Pascal Louvrier a lu la traduction de Bartleby d’Herman Melville signée Michèle Causse.


Alors que je poursuis la lecture d’un roman d’André Gide, où le « moi » de l’écrivain s’abandonne à la ferveur et à la sensualité coupables, je ne peux m’empêcher de penser à son contraire, pâle et tragique, le scribe Bartleby, personnage énigmatique de Herman Melville.

Bartleby hante l’homme contemporain

Un homme est engagé comme copiste dans un cabinet de Wall Street. Nous sommes à New York, la grande métropole des affaires qui va faire de l’homme un consommateur conditionné et dépossédé de sa poésie. Petit à petit ce scribe insignifiant va dynamiter le cabinet dirigé par un avoué complètement déboussolé par l’attitude de son employé. À chaque ordre donné, Bartleby répond : « I would prefer not to. » Cette attitude passive le conduira en prison où il finira par y mourir. De lui, on ne sait rien, sinon qu’il fut employé au Bureau des lettres de rebut de Washington avant d’en être chassé.

Bartleby refuse l’aliénation des tâches administratives. Son attitude semble critiquer le processus d’aliénation par le travail qui caractérise la société industrielle et sa logique productiviste. Le philosophe Gilles Deleuze a vu en Bartleby un symbole des limites du langage. En fait, on ne sait pas ce que recherche ce personnage. Et c’est là tout son intérêt, un intérêt qui ne cesse d’intriguer. Peut-être ne recherche-t-il rien, ce qui est un scandale dans notre société consumériste cartésienne.

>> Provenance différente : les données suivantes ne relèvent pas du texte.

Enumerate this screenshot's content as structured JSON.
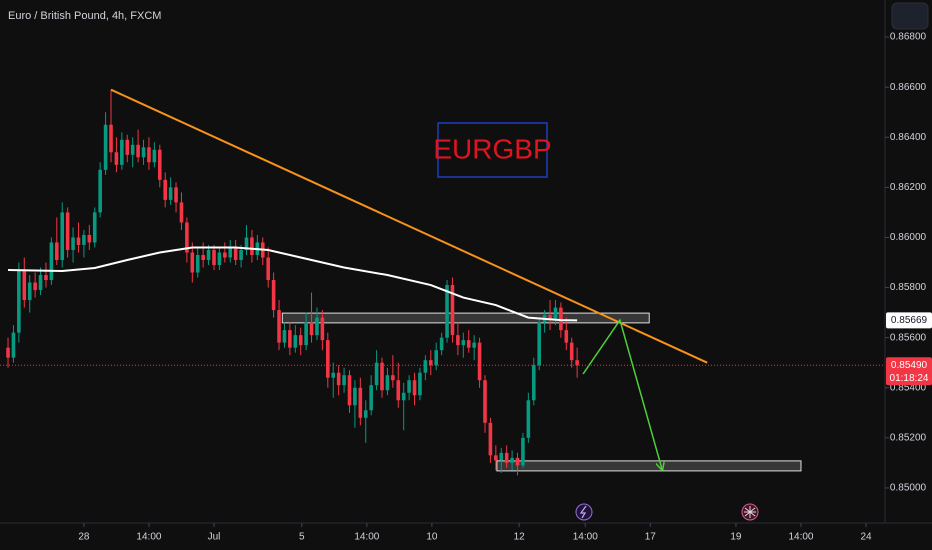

Peut-être s’exclut-il de tout, involontairement. Maurice Blanchot, dans L’Écriture du désastre, voit dans le « Je préférerais ne pas » de Bartleby une abstention qui est plus qu’une dénégation, plutôt une abdication ou encore « l’abnégation reçue comme abandon du moi, le délaissement de l’identité, le refus de soi qui ne se crispe par sur le refus, mais ouvre à la défaillance, à la perte d’être, à la pensée. »

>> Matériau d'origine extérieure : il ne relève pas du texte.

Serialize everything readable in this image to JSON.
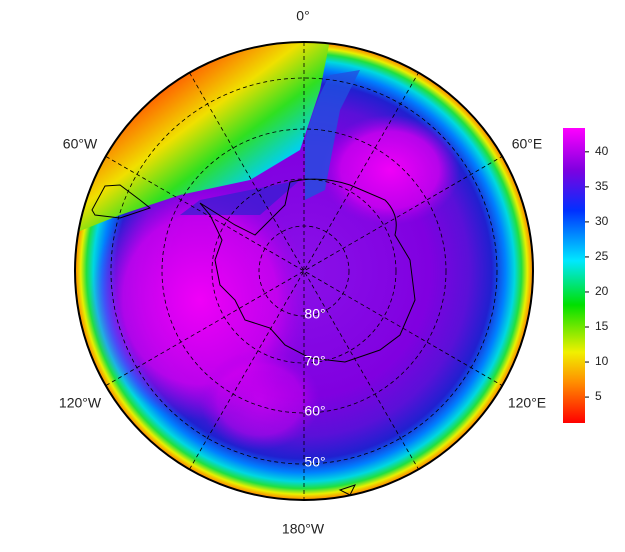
{
  "map": {
    "longitude_labels": [
      "0°",
      "60°E",
      "120°E",
      "180°W",
      "120°W",
      "60°W"
    ],
    "latitude_labels": [
      "80°",
      "70°",
      "60°",
      "50°"
    ],
    "colorbar": {
      "lim": [
        1.3,
        43.4
      ],
      "ticks": [
        5,
        10,
        15,
        20,
        25,
        30,
        35,
        40
      ]
    }
  }
}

Le contresens de la résistance passive

Dans la traduction de Michèle Causse, l’expression anglaise « I would prefer not to », qu’elle avait précédemment traduite par : « Je préférerais n’en rien faire », est devenue : « J’aimerais mieux pas ». Cela renforce, selon elle, le caractère révolutionnaire de la résistance passive « à la Bartleby ». Rien n’est moins sûr. Bartleby est au-delà des sentiments. Il n’est pas question pour lui d’aimer ou pas. Maurice Blanchot, en revanche, a parfaitement souligné « l’abandon du moi » du personnage. Il n’y a aucune résistance, fût-elle passive. Il y a plutôt une disparition inexorable de l’être. Face aux mensonges, à la manipulation généralisée, face à cette machinerie diabolique née de l’Homme pour détruire l’Homme, il n’y a plus rien à espérer. Toute tentative devient vaine, voire risible.

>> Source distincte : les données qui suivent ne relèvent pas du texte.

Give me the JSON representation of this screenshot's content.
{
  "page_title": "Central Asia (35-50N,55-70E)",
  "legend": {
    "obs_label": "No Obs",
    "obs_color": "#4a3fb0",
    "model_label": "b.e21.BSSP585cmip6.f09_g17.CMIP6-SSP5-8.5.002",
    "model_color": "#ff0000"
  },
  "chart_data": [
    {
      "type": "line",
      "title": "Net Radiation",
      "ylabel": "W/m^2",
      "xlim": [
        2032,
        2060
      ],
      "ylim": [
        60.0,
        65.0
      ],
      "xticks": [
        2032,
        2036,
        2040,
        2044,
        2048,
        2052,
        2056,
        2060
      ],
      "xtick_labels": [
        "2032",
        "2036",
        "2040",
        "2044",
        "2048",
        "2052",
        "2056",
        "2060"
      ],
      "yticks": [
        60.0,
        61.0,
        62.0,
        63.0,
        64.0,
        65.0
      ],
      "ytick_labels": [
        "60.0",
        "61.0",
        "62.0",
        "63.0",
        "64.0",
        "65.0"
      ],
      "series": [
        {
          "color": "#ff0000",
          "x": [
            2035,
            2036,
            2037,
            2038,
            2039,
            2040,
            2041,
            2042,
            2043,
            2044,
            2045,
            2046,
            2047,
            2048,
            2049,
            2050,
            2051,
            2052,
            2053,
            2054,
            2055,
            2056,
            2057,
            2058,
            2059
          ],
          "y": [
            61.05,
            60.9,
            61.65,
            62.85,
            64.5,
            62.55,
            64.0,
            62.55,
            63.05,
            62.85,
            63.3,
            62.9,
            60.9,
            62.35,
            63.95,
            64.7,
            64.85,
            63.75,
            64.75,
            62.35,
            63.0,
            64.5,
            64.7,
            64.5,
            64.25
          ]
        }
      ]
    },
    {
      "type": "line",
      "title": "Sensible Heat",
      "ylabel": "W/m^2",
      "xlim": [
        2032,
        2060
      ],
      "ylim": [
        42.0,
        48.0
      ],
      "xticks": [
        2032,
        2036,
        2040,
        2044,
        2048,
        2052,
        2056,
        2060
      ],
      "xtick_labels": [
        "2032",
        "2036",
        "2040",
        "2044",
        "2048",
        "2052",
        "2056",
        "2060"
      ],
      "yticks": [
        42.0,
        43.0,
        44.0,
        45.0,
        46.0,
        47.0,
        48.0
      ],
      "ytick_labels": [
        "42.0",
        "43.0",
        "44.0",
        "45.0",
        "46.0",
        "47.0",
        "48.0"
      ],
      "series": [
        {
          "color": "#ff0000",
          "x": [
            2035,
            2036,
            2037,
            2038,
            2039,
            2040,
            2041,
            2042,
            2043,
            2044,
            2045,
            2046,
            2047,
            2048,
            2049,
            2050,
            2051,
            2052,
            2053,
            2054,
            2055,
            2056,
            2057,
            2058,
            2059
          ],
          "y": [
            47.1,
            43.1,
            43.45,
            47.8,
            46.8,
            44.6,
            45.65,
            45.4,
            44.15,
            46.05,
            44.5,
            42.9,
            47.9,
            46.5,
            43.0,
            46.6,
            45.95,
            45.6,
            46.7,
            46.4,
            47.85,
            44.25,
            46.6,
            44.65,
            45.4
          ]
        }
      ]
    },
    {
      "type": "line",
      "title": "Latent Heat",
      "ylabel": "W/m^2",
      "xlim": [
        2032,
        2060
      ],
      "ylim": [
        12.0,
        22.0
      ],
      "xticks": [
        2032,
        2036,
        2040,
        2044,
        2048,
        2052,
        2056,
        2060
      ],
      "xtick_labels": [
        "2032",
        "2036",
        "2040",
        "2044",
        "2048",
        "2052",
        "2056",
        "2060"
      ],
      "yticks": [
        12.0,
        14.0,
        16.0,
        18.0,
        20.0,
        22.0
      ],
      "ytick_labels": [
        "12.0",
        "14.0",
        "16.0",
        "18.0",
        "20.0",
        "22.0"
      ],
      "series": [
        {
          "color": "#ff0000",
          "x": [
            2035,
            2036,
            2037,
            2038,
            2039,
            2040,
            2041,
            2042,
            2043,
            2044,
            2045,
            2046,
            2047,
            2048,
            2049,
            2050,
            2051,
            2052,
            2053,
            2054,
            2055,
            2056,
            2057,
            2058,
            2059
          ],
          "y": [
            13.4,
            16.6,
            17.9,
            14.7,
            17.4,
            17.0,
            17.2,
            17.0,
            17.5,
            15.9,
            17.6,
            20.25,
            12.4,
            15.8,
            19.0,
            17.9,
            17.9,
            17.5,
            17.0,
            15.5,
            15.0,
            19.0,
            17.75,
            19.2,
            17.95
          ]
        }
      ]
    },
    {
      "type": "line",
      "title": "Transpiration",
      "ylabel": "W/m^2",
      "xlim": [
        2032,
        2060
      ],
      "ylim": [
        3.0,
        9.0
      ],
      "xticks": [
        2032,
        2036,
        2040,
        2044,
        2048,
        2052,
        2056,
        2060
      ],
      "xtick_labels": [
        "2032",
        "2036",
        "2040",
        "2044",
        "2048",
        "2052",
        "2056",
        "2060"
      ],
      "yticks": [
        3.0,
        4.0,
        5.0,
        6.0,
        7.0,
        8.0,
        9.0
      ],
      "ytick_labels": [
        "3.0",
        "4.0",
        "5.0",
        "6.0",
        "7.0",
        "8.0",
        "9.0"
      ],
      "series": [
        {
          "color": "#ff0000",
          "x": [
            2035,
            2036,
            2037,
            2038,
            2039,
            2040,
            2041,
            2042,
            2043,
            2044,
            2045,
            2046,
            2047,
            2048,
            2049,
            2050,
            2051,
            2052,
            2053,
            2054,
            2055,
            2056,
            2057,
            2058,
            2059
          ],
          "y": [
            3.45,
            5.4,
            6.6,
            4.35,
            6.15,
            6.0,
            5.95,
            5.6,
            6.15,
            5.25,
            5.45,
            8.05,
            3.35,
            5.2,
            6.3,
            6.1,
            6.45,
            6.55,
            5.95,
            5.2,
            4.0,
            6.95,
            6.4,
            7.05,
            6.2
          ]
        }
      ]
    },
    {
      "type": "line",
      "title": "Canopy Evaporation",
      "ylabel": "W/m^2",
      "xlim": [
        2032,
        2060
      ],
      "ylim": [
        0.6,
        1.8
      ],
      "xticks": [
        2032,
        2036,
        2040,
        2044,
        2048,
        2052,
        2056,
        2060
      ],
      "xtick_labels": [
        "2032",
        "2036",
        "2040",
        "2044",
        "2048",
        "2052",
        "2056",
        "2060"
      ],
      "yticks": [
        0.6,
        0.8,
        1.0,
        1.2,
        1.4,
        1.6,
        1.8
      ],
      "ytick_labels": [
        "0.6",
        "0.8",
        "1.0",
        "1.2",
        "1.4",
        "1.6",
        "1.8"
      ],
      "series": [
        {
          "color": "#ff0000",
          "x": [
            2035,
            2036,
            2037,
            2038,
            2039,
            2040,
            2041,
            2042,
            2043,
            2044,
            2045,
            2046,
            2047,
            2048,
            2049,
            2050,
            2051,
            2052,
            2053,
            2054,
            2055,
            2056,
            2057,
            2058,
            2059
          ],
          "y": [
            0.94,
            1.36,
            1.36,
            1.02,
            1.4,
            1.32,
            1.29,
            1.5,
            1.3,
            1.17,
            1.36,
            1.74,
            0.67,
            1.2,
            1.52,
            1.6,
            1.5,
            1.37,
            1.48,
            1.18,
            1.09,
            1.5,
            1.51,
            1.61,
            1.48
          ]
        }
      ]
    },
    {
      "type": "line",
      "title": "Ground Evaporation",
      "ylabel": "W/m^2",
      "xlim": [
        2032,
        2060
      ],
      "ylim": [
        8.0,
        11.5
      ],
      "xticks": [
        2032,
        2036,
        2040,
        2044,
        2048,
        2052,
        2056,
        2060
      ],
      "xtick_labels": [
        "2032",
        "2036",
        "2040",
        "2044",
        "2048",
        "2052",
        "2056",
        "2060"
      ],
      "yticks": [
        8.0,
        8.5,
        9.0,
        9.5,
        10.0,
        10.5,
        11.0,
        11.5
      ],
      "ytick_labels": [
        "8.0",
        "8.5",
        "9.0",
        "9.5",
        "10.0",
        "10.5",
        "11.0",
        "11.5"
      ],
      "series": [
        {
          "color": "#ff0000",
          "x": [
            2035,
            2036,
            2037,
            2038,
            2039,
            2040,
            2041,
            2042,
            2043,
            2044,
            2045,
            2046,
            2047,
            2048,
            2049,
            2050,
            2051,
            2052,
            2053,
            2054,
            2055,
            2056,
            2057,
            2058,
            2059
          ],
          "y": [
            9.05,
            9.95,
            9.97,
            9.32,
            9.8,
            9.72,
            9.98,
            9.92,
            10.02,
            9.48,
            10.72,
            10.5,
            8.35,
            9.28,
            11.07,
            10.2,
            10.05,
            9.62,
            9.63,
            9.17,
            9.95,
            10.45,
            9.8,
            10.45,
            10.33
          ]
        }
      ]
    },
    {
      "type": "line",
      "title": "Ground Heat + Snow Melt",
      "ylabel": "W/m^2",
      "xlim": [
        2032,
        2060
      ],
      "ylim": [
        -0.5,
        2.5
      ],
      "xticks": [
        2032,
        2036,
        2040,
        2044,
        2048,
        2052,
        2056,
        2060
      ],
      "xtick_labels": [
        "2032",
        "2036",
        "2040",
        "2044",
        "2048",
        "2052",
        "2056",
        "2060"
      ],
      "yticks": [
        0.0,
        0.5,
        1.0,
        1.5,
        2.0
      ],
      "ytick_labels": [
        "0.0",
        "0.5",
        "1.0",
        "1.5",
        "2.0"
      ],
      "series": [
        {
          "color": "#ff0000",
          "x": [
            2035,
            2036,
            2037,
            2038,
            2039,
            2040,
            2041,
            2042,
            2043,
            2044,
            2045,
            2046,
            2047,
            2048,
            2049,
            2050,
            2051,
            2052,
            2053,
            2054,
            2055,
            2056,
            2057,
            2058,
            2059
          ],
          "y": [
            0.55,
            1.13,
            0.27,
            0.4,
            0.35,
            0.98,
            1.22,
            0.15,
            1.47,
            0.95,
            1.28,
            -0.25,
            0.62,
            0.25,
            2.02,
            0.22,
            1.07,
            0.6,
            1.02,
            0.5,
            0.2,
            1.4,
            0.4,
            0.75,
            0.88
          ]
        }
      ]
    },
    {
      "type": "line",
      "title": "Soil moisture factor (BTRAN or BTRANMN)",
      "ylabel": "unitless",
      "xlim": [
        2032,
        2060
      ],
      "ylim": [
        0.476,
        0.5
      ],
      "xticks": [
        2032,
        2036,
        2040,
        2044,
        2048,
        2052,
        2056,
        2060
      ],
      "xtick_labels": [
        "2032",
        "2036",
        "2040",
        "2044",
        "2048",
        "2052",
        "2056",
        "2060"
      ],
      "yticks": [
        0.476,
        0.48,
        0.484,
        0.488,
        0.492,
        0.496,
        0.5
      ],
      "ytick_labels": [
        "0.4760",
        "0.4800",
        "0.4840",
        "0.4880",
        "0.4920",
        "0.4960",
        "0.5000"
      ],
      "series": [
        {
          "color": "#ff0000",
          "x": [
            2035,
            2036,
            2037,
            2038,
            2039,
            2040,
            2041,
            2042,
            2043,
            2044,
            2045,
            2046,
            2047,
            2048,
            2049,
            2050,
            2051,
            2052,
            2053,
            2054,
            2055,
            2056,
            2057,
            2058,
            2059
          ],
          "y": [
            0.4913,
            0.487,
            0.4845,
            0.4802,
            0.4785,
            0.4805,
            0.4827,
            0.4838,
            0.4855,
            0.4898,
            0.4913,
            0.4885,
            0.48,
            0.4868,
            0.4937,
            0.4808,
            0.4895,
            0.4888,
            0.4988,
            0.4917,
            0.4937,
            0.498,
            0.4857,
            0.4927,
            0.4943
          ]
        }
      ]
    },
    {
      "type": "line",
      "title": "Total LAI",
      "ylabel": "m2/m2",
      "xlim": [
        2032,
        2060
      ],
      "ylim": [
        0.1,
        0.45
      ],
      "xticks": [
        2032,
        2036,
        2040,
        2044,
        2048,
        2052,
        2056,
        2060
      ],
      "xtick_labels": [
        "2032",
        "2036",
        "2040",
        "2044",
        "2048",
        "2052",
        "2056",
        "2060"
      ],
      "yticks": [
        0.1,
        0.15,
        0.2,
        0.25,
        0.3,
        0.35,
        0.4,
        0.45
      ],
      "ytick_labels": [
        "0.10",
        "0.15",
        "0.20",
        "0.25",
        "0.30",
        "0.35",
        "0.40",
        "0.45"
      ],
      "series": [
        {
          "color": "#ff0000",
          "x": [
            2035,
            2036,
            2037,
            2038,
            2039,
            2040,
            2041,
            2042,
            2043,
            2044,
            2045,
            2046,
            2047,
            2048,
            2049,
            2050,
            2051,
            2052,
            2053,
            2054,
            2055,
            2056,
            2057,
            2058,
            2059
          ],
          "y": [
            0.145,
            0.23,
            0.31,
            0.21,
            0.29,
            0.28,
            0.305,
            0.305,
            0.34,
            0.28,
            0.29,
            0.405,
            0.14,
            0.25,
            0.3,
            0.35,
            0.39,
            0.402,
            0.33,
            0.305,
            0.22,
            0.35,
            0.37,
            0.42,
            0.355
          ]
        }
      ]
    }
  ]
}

« Bartleby resta debout à la fenêtre, plongé dans l’une de ses plus profondes rêveries de mur aveugle. »

À la fin de l’été, dans un contexte mortifère, il faudra retrousser ses manches. « I would prefer not to. »

Herman Melville, Bartleby, traduction par Michèle Causse, postface par Gilles Deleuze. GF Flammarion.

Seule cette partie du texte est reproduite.